June 5, 2012Written by Alex Osborn

In an industry cluttered with action-heavy experiences, Sanzaru’s Sly Cooper: Thieves in Time is nothing less than a breath of fresh air. Harkening back to the PS2 classics, this fourth installment in the popular platforming franchise stays true the the series’ roots and provides the same humorous, quirky charm that Sly fans have come to know and love.

When I stepped up to demo the game at Sony’s E3 booth, I was immediately taken by the game’s colorful visual style, which transported me back to my time with the originals. The first section put me in control of the thievish raccoon himself as he stood positioned next to a barrel of arrows. With the press of a button, Sly donned a Robin Hood-inspired getup, and the next thing I knew, the sneaky thief was now an archer. After plunging a rope-bound arrow into a target across the room, I was able tightrope walk across the expanse below and reach a platform far off in the distance. Carefully navigating throughout the room was not only a blast, but also a reminder that gameplay sequences completely devoid of action can be just as intense and enthralling.

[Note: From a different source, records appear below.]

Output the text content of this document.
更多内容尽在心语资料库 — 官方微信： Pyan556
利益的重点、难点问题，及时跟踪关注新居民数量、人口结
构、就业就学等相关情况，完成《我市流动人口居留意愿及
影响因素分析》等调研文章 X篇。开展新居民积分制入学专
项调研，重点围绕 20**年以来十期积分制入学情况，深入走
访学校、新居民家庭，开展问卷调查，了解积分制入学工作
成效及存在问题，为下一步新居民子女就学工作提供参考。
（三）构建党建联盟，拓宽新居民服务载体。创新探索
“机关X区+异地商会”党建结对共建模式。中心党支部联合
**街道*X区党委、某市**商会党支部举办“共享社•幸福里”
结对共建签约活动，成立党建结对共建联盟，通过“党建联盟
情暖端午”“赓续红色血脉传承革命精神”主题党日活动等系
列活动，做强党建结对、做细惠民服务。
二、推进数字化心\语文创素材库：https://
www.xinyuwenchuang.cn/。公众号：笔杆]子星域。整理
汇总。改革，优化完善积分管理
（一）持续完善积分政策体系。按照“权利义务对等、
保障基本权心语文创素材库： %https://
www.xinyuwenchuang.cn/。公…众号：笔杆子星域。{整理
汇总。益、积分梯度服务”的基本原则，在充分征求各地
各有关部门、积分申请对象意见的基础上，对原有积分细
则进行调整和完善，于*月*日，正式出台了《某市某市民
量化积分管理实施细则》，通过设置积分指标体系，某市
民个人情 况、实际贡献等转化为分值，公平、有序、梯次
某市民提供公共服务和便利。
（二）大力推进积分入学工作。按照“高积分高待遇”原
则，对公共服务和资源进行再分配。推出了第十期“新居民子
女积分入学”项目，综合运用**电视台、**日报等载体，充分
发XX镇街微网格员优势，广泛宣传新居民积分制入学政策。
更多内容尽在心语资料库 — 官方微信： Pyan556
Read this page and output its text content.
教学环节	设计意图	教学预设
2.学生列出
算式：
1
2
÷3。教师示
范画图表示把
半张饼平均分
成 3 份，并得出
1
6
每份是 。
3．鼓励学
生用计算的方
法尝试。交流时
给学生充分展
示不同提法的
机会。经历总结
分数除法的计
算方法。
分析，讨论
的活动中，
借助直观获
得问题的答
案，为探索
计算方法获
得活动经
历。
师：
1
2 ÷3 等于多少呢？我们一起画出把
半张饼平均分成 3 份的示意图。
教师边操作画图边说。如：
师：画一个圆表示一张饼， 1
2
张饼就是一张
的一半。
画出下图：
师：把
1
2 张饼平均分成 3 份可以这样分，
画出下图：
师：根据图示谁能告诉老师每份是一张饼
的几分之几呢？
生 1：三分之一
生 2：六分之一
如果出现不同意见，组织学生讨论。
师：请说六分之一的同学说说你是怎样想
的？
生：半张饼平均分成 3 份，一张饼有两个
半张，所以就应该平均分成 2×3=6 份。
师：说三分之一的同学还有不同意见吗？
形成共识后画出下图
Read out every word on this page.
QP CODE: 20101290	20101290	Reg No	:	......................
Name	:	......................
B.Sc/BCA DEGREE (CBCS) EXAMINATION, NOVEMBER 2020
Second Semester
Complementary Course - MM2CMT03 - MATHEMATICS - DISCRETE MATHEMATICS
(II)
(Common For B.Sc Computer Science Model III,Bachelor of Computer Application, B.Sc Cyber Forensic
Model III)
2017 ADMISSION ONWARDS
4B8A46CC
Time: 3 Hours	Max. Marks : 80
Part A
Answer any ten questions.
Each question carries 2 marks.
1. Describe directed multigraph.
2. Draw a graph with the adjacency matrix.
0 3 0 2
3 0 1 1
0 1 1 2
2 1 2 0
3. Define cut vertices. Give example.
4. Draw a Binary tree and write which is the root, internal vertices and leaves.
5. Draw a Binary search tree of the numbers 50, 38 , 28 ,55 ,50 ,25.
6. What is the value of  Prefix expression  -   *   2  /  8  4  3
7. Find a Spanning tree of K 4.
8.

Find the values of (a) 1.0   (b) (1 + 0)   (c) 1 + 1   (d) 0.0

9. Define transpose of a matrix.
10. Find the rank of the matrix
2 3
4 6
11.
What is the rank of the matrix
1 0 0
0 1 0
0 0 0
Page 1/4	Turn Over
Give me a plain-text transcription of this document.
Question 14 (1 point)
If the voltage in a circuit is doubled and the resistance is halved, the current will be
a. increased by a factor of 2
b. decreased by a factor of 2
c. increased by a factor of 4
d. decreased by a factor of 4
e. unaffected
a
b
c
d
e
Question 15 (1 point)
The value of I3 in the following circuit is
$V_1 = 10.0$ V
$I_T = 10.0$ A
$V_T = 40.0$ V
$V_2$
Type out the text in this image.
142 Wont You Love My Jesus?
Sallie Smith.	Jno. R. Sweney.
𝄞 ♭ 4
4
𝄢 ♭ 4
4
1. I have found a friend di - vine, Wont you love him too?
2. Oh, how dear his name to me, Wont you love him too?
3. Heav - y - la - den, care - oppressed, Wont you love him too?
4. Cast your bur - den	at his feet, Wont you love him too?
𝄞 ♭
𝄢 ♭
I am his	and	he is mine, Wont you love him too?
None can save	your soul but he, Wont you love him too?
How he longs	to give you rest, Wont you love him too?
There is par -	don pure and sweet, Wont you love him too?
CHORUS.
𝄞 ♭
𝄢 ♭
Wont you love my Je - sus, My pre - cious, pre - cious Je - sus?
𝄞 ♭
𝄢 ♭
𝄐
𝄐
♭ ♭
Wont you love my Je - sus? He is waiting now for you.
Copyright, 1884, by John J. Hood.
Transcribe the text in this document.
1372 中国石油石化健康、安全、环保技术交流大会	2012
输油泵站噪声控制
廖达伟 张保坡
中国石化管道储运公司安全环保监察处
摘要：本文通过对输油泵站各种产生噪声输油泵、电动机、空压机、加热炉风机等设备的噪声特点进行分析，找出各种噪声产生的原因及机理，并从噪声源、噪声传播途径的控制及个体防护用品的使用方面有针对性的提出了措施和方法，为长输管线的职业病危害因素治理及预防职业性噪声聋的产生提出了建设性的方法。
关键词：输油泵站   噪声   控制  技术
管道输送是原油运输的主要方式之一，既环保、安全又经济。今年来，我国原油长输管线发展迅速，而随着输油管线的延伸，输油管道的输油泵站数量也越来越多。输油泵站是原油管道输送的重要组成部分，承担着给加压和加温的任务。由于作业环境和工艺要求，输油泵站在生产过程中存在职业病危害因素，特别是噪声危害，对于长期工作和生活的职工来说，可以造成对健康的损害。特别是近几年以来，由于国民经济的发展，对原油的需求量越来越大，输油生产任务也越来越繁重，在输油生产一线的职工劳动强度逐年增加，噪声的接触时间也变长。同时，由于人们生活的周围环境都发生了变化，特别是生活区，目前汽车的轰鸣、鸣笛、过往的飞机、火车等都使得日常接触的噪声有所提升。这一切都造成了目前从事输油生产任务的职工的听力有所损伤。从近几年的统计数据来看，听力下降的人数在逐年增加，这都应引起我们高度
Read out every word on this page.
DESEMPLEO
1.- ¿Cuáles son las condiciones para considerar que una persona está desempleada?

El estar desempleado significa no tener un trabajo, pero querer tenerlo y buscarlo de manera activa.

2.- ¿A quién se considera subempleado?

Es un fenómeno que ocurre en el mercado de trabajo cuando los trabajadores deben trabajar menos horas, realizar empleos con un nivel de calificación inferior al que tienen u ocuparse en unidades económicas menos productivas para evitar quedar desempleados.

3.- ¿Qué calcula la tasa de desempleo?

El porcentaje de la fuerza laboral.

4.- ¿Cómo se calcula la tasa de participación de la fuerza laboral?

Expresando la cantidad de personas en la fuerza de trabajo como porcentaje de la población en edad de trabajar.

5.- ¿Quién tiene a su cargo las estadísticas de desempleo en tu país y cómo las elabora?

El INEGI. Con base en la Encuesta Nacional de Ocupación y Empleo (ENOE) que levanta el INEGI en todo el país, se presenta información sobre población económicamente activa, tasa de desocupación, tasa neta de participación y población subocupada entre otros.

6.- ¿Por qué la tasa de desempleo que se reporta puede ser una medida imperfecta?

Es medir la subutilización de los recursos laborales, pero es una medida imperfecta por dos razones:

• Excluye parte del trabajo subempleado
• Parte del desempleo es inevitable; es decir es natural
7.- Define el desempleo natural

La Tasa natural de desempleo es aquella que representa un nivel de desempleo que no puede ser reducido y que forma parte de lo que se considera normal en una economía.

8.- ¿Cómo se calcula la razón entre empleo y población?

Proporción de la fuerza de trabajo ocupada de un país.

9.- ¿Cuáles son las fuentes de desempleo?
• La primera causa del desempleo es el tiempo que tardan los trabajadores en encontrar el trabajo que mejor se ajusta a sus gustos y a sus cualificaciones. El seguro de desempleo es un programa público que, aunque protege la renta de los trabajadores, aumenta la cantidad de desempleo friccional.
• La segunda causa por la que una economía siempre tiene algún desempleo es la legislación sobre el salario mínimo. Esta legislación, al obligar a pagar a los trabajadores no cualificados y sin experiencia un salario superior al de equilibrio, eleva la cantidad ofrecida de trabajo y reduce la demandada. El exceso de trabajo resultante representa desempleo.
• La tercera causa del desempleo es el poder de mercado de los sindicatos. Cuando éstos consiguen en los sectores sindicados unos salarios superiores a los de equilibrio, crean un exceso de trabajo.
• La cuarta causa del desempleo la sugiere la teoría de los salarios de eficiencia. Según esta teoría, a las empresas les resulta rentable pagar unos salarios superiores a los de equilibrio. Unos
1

The second portion of the demo had me in control of one of the game’s other characters, Rioichi Cooper, who not only looked a heck of a lot like Sly, but also played in an extremely similar fashion. What differentiated Rioichi from the main protagonist however, was his unique ability to leap great distances. This added wrinkle helped to open the experience, and served as a nice subtle change after controlling Sly.

Now having played other platformers since the release of Sly Cooper, I can’t help but compare Thieves in Time to Sucker Punch’s latest work. The development team originally behind the series has since gone on to make inFamous, a game with controls that outclass Sly’s in so many ways. While Thieves in Time does have accessible and responsive gameplay, it feels a bit floaty and imprecise when compared to inFamous. Navigating Cole through Empire City has perhaps spoiled me, but I couldn’t help but wonder what the Sly franchise might have been if Sucker Punch was still at the helm.

I got some hands-on time with both the Vita and PS3 versions and I must say, the two look virtually identical. While the developer has made it clear that the PS3 is the lead platform, the game really stood out on the handheld’s OLED screen. If anything, I actually think the Vita version may have even looked a bit crisper. Between the two, I actually enjoyed my time with the Vita version more than its console counterpart, feeling as though this kind of experience is better suited on the handheld anyway. That said, I’m confident any fan of the Sly franchise will eat this game up, and the added bonus of cross-platform play sure makes owning both copies quite alluring.